Los hermanos Junco de la Vega González, igualmente, fueron feamente exhibidos en TV Azteca cuando Grupo Reforma criticó la fusión entre Televisa y Iussacel, al grado de que Salinas Pliego no cejó en su cruzada de limpiar los medios impresos capitalinos de anuncios que promovían el comercio sexual, y aunque se vio como una campaña positiva, en el fondo fue la sed de venganza de Ricardo la que lo llevó a desquitarse así de su rival mediático.
Tampoco hay argumentos para decir que el periodismo es limpio si se considera que Televisa ha sido un aliado incondicional del poder político –desde que lo declaró impúdicamente Emilio Azcarraga Milmo, «el soldado del PRI»– y ordena a sus ejecutivos, funcionarios, reporteros y presentadores de TV a lanzarse como perros de caza y defender sus intereses a costa de su propia credibilidad y sin importarle el derecho a la información imparcial de sus audiencias.

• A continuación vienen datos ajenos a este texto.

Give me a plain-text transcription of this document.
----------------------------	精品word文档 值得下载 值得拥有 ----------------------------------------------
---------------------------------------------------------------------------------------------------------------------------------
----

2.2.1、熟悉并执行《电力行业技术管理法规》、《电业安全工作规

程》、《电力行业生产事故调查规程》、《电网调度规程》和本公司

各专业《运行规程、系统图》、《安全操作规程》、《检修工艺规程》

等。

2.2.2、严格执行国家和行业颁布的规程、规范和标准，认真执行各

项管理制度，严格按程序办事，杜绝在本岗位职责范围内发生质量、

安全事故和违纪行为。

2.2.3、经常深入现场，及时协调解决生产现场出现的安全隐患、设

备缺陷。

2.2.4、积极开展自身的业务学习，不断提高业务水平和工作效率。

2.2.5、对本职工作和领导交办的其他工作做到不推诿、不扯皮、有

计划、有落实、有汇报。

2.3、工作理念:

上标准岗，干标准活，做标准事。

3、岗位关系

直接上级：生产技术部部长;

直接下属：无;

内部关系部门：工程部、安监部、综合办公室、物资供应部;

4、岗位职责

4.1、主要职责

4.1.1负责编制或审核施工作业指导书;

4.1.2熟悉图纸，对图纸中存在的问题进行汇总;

La sarta de acusaciones que cae como huracán maldito sobre los medios y el periodismo en el ejercicio de su función social es un aliciente para sacar la casta más que una barrera para dar la espalda a la vocación y desanimarse en la carrera por la ética y la objetividad profesional, no importa que haya seudoinformadores que venden espacios comerciales como si fueran noticias con el fin de engañar a la opinión pública ni que muchos aprovechen el oficio para cultivar a los poderosos y luego ser parte de ellos en su explotación del hombre por el hombre.
A todos consta que tampoco es un periodismo digno el que explota el morbo de las audiencias para hacer de las noticias una mercancía sensacionalista o amarillista, ni el que hurga en la intimidad o vida privada de los personajes públicos simplemente por ser públicos, ni mucho menos merece respeto la información tendenciosa y que tergiversa la realidad con fines aviesos, o la conducta de quienes ocultan la realidad a la opinión pública con propósitos manipuladores.
Hay mucho qué hacer en el periodismo para rescatarlo del descrédito en que cae cuando sucumbe ante el temor del poder del mal y apega su agenda a los ordenamientos de grupos criminales, así como al poner los espacios y tiempos al servicio de los dueños del dinero por el solo hecho de que los medios son un negocio, aunque hipócritamente esos mismos negociantes reprueben los sobornos («cochupos» o «chayotes» o «payola» en lenguaje coloquial) de los reporteros y de la tropa que ni así se vale justifiquen sus pobres salarios.
Igualmente sabemos que no es aceptable la postura muchas veces protagónica de algunos periodistas que en lugar de difundir una noticia quieren ser el centro de esa noticia, ni la de aquellos soberbios y prepotentes que se creen eso del «cuarto poder», sobre todo si se sabes vistos por las grandes audiencias de la TV.
Díganle a todos que fui un modesto periodista. Que, idealista al fin, creí en el periodismo como defensor de la verdad y la justicia, al servicio de los que no tienen voz, y que siempre busqué servir a través de los medios con toda dignidad.
Por eso, al reposar en el sitio definitivo que me preste esta tierra no habrá mejor epitafio que reconocerme como periodista, sin amarguras ni resentimientos. Y ya.